Schwartz and Task Force Chair Maryam Zar stressed that the focus is "health and safety," but she acknowledged that "it certainly does dovetail in with homelessness and it's one of the things that we know does concern the people of the Palisades the most."
 
The task force was created a year ago. A homeless survey in January found that some 180 homeless people were staying in Pacific Palisades, which consists of a series of canyons
and mesas with bluffs, inland from Pacific Coast Highway. It is in the bluffs where the majority of the homeless camp, Zar said the survey found.
 
A year ago January, a fire which started in a homeless encampment alongside the coast highway burned up the slope toward houses at the top, but none were damaged. Last month in Fullerton,
investigators concluded a 500-acre wildfire had been ignited by transient activity. 
 
After the devastating Bel Air Fire of 1961, Los Angeles created the forerunner of the "very high fire severity hazard zone," mapped in 1999, and consisting of most of the city's hilly and 
mountainous regions.

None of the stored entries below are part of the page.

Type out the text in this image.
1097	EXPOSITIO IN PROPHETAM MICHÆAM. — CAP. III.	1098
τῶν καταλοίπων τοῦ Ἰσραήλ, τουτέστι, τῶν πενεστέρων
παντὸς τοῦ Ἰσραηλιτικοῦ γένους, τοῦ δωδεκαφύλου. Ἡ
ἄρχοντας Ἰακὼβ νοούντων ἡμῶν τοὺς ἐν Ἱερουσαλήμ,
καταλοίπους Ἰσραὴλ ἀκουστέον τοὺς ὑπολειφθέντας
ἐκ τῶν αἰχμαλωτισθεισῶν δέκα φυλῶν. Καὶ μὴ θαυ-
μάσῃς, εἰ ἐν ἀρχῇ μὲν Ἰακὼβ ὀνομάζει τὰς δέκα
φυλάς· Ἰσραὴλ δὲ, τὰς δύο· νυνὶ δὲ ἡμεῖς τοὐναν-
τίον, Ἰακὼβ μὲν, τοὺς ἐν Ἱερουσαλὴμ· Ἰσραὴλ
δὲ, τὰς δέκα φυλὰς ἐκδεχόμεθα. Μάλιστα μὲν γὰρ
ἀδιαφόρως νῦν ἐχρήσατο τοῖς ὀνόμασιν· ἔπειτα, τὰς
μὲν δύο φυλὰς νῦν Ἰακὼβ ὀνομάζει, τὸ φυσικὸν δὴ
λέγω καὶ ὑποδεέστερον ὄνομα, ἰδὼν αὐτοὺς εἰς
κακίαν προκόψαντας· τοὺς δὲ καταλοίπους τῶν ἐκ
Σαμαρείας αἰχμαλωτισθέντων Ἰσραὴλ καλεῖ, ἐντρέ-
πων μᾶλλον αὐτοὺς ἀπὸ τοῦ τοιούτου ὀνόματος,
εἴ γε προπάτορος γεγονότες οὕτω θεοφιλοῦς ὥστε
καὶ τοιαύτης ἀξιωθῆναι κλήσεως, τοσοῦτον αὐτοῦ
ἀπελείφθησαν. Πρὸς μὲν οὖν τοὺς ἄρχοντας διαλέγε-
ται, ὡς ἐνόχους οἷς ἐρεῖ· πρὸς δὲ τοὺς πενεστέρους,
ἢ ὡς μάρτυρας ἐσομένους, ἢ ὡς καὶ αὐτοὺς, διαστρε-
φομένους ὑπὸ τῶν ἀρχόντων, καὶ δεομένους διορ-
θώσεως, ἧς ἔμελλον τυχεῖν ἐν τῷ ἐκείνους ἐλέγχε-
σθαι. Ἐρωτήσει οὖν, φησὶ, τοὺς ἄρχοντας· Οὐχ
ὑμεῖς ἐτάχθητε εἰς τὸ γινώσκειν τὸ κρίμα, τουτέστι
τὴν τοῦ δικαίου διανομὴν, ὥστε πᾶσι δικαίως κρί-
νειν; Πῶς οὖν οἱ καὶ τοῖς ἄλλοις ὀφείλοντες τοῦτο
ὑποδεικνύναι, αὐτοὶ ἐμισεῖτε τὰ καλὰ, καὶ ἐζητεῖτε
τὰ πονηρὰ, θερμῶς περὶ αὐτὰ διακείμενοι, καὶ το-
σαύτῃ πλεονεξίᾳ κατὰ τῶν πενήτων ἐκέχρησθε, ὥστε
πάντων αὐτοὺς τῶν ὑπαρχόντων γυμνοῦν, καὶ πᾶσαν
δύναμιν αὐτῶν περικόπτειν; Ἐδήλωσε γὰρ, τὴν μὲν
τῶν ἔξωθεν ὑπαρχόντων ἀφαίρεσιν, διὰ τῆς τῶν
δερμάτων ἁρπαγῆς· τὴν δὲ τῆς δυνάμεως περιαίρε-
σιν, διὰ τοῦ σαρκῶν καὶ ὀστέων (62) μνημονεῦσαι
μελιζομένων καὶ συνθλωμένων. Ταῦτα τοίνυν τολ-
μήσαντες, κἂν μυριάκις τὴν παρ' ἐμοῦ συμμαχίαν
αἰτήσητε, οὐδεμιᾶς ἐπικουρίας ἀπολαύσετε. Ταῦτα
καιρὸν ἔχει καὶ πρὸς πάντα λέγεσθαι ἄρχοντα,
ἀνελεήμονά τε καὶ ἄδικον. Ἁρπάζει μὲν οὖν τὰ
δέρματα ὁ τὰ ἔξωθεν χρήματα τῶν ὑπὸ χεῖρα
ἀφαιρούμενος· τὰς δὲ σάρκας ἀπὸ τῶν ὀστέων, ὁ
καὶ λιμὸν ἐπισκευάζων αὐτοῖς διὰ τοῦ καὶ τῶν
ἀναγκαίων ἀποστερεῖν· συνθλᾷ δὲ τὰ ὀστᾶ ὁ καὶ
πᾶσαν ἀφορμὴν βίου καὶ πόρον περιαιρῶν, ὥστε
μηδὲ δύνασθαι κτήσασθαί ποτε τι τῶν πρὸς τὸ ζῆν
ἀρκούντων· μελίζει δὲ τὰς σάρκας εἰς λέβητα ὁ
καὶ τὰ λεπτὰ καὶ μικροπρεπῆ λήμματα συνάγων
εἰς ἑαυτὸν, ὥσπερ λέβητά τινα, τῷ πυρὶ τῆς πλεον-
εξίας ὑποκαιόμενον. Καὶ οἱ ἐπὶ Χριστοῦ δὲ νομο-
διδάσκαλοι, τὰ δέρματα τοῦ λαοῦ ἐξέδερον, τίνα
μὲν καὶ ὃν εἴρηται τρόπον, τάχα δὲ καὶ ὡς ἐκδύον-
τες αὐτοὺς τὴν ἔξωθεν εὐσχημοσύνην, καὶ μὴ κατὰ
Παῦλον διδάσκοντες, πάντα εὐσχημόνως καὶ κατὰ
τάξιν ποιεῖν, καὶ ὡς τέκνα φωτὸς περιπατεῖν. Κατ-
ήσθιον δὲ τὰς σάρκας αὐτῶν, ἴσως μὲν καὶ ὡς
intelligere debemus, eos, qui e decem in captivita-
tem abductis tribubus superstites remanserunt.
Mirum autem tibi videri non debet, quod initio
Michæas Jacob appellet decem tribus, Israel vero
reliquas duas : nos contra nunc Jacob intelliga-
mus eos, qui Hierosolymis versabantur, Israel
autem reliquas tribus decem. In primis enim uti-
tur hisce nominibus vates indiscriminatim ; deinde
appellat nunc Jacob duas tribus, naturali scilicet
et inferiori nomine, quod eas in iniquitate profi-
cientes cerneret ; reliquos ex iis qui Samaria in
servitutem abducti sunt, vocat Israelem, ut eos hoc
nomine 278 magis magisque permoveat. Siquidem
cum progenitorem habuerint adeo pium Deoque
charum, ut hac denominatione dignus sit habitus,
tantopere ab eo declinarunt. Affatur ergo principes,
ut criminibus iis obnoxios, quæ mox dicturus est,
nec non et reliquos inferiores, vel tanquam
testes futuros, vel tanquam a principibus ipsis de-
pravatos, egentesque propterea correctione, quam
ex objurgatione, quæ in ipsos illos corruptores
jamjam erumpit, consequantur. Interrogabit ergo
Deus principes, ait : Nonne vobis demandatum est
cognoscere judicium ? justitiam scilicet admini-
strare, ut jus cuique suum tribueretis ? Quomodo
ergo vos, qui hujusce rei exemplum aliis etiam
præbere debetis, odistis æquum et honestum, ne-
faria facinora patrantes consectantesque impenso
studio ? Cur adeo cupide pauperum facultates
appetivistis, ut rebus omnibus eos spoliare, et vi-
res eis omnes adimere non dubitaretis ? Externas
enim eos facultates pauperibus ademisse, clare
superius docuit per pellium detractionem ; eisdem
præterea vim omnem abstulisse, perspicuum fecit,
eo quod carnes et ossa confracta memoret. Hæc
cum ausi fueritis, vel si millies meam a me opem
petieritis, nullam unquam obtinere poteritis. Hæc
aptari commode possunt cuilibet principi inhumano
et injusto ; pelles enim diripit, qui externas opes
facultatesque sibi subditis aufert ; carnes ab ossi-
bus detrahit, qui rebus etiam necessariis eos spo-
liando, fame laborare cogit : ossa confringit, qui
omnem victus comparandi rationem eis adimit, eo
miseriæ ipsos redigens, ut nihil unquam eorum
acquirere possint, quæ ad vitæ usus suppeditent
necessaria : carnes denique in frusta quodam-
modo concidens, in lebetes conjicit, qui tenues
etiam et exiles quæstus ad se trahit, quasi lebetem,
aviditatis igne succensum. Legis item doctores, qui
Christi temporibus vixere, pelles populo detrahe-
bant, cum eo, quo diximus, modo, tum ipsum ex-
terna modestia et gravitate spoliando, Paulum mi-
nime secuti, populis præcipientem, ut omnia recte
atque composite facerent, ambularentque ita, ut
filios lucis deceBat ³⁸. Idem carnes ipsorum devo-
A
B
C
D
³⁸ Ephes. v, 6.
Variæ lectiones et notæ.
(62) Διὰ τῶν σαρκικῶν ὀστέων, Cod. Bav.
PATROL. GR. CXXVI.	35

Pacific Palisades falls within it.
 
In those areas, signs for decades have warned that smoking and open fires are prohibited.
 
It was the task force's idea to use the authority in the municipal code to post entry restriction, and it won the support of Mike Bonin, the city councilman who represents the Palisades, and the city fire department.
 
"With the establishment of homeless camps that we've seen throughout the communities in the brush areas and also some of the riverbed areas, it was an appropriate approach to say, 'let's put some signage up,'" said Assistant Fire Chief Patrick Butler.
 
The signs provide "awareness" and put "teeth in the law," Butler said.
 
The task force wants additional signs to be located on the inland side of the Coast Highway between Temescal Canyon and Chautauqua Boulevard, and farther up coast below the Castellamare neighborhood, Zar said.
 
The signs do not cost the city money, but instead the expense is borne by local donations, Zar said.
 
In placing the first eight signs, the Task Force attempted to locate them near known homeless camps, Schwartz said. Long stretches of Palisades Drive do not have signs. Schwartz said there is no intent to post a sign at the access point to the rock face that is popular with climbers.
 
Schwartz and Zar acknowledged that the posting of the signs is "selective," but only in the sense of trying to locate them close to areas seen as most at risk of fire from camps.
 
The task force intends to retain a service provider that will contact homeless in the Palisades for the purpose of placing them in housing. Zar said she expects that will begin the first of next year. 
 
The fire department would be receptive to other hillside neighborhoods requesting "restricted entry" signs, but before they could be approved, surveys would first need to be done by fire personnel, Butler said.